A grand juror blasted a case brought by President Donald Trump’s Department of Justice as a “crock of s--t” in a confrontation with one of the federal prosecutors seeking an indictment.
The U.S. attorney’s office later dropped all charges against the four remaining defendants in the “Broadview Six” case involving a group of protesters arrested outside a federal immigration detention center in the Chicago area.
Prosecutors originally charged six anti-ICE activists—including then-Democratic congressional candidate Kat Abughazaleh—with felony conspiracy charges before dropping the charges against two defendants and reducing the remaining counts to misdemeanors.

It took three grand jury sessions to secure an indictment.
The case was dropped entirely in late May after Judge April Perry, a Biden appointee, discovered the DOJ had tried to cover up the prosecution’s grand jury misconduct by redacting parts of the transcript.
Grand jury transcripts released Tuesday by the defense confirm that Assistant U.S. Attorney Sheri Mecklenburg spoke to grand jurors outside the courtroom, offered her personal opinion vouching for the strength of the evidence, and dismissed grand jurors who refused to indict the protesters, CBS News reported.
They also show an incredible exchange between Mecklenburg and one of the dismissed jurors.
The transcript shows a juror asking Mecklenburg, “Are you actually presenting any new actual facts, or just a different viewpoint from your side?”
“OK. I’m feeling the skepticism already,” Mecklenburg responded. “Are you going to be able to listen with an open mind? Tell me the truth.”
“I—no,” the juror replied.

“OK. Then you have to go,” Mecklenburg said.
“I heard this case, like, last week, and I thought it was a crock of s--t then and I still think it is,” the grand juror continued.
“OK. Thank you for your opinion for everybody,” Mecklenburg said. “I kind of had that impression from last week, but thank you.”
“Do you have any other evidence other than [inaudible]?” the juror insisted.
“Have a good evening,” Mecklenburg replied.
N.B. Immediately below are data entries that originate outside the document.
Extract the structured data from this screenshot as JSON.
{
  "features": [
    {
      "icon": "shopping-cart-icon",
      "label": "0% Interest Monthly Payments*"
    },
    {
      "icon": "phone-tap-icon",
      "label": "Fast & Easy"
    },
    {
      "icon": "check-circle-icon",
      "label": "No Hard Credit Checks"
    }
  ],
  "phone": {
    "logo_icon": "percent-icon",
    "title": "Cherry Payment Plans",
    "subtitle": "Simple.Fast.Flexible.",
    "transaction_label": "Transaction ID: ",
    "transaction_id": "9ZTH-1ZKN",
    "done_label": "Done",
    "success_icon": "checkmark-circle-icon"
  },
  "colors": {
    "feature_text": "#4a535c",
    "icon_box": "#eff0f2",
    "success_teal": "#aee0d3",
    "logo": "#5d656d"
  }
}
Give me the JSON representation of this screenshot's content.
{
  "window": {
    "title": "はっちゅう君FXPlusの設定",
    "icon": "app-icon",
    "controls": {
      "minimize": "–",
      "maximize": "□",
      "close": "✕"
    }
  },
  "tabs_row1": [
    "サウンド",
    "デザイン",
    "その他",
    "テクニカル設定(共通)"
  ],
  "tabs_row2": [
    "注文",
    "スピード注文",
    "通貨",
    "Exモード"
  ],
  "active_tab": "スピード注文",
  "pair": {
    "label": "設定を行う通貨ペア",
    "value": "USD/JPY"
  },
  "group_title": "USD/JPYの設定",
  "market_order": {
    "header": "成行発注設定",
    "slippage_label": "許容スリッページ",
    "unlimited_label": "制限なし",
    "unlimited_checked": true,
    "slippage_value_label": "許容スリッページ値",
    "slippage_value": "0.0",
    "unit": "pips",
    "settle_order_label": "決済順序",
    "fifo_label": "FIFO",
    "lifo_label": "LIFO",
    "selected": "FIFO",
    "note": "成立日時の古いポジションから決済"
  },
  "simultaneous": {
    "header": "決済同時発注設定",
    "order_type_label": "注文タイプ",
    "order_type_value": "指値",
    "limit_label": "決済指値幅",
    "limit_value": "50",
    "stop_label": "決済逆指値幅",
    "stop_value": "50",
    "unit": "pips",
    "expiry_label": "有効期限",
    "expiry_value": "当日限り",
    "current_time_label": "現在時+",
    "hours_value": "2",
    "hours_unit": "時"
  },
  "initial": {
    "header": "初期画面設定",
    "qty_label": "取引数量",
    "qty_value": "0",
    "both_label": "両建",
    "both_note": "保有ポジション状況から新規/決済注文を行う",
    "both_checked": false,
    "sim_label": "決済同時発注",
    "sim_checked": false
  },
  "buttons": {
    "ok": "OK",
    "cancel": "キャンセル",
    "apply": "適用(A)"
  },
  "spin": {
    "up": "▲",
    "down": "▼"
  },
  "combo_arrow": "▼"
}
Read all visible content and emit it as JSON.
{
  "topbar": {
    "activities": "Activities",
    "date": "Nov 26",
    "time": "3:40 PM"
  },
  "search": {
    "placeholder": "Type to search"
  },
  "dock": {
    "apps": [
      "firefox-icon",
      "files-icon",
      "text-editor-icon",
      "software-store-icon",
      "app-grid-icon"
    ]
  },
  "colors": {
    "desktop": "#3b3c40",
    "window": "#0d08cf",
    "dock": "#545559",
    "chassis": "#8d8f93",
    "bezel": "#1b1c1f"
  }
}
After taking the extraordinary step of viewing the full transcripts, Perry reprimanded the district’s Trump-appointed U.S. Attorney Andrew Boutros for his prosecutors’ behavior.
“Your sole goal is to do justice. Your client is justice itself,” she said. “I do believe deeply in the presumption of regularity and that most government attorneys are doing the best they can to do the right thing. That trust has been broken.”
The case was one of several instances over the past month in which judges criticized the DOJ’s lawyers and held them personally responsible for misconduct.
The DOJ has been contacted for comment.
The department previously told the Daily Beast in a statement that those “few isolated events” were “not representative of DOJ’s overall achievements to date.”
Boutros told Perry during a hearing in late May that he had only recently learned of his attorneys’ misconduct, CBS News reported at the time.
He said he decided to drop the felony conspiracy charges after he learned of the vouching and communications with grand jurors, but kept the misdemeanor charges because the grand jury only considers felony charges.
Boutros also said he discovered “in real time” that skeptical grand jurors were being dismissed, and that he called off the grand jury session as soon as he was made aware.
He dismissed the charges entirely after the cover-up attempt was revealed.